More than half of all black men without a high-school diploma go to prison at some time in their lives. Mass incarceration on a scale almost unexampled in human history is a fundamental fact of our country today—perhaps the fundamental fact, as slavery was the fundamental fact of 1850. In truth, there are more black men in the grip of the criminal-justice system—in prison, on probation, or on parole—than were in slavery then. Over all, there are now more people under “correctional supervision” in America — more than six million — than were in the Gulag Archipelago under Stalin at its height. That city of the confined and the controlled, Lockuptown, is now the second largest in the United States.

(From The Caging of America, The New Yorker)

Some tragedies receive more media attention than others.

There’s a section of the article regarding the Bill Of Rights that some of my allies and adversaries in the realm of civil rights might find interesting.

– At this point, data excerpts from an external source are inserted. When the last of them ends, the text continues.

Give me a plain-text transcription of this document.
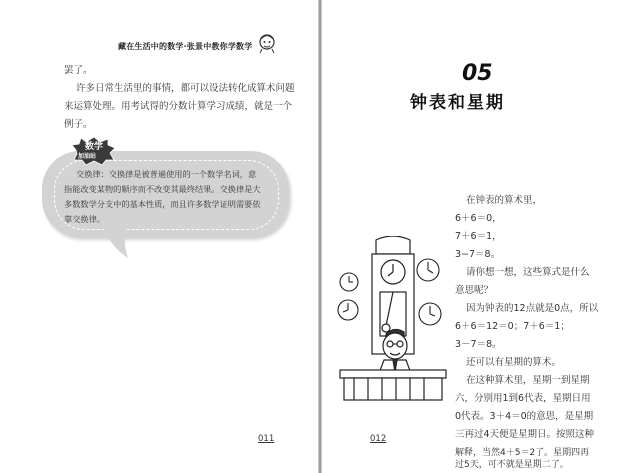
藏在生活中的数学·张景中教你学数学
罢了。
许多日常生活里的事情，都可以设法转化成算术问题
来运算处理。用考试得的分数计算学习成绩，就是一个
例子。
数学
加油站
交换律：交换律是被普遍使用的一个数学名词，意
指能改变某物的顺序而不改变其最终结果。交换律是大
多数数学分支中的基本性质，而且许多数学证明需要依
靠交换律。
011
05
钟表和星期
在钟表的算术里，
6＋6＝0，
7＋6＝1，
3−7＝8。
请你想一想，这些算式是什么
意思呢？
因为钟表的12点就是0点，所以
6＋6＝12＝0；7＋6＝1；
3－7＝8。
还可以有星期的算术。
在这种算术里，星期一到星期
六，分别用1到6代表，星期日用
0代表。3＋4＝0的意思，是星期
三再过4天便是星期日。按照这种
解释，当然4＋5＝2了。星期四再
过5天，可不就是星期二了。
012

It’s something I would like to read more about.

…Stuntz startlingly suggests that the Bill of Rights is a terrible document with which to start a justice system — much inferior to the exactly contemporary French Declaration of the Rights of Man, which Jefferson, he points out, may have helped shape while his protégé Madison was writing ours.

The trouble with the Bill of Rights, he argues, is that it emphasizes process and procedure rather than principles. […] Instead of announcing general principles — no one should be accused of something that wasn’t a crime when he did it; cruel punishments are always wrong; the goal of justice is, above all, that justice be done — it talks procedurally. You can’t search someone without a reason; you can’t accuse him without allowing him to see the evidence; and so on. This emphasis, Stuntz thinks, has led to the current mess, where accused criminals get laboriously articulated protection against procedural errors and no protection at all against outrageous and obvious violations of simple justice.

Thursday, 2013-01-03

As if science ever accomplished anything

Filed under: Science,Society — bblackmoor @ 12:50

People who blame weapons for crime or movies for violence have no interest in criminology, any more than people blame homosexuals for hurricanes have any interest in meteorology.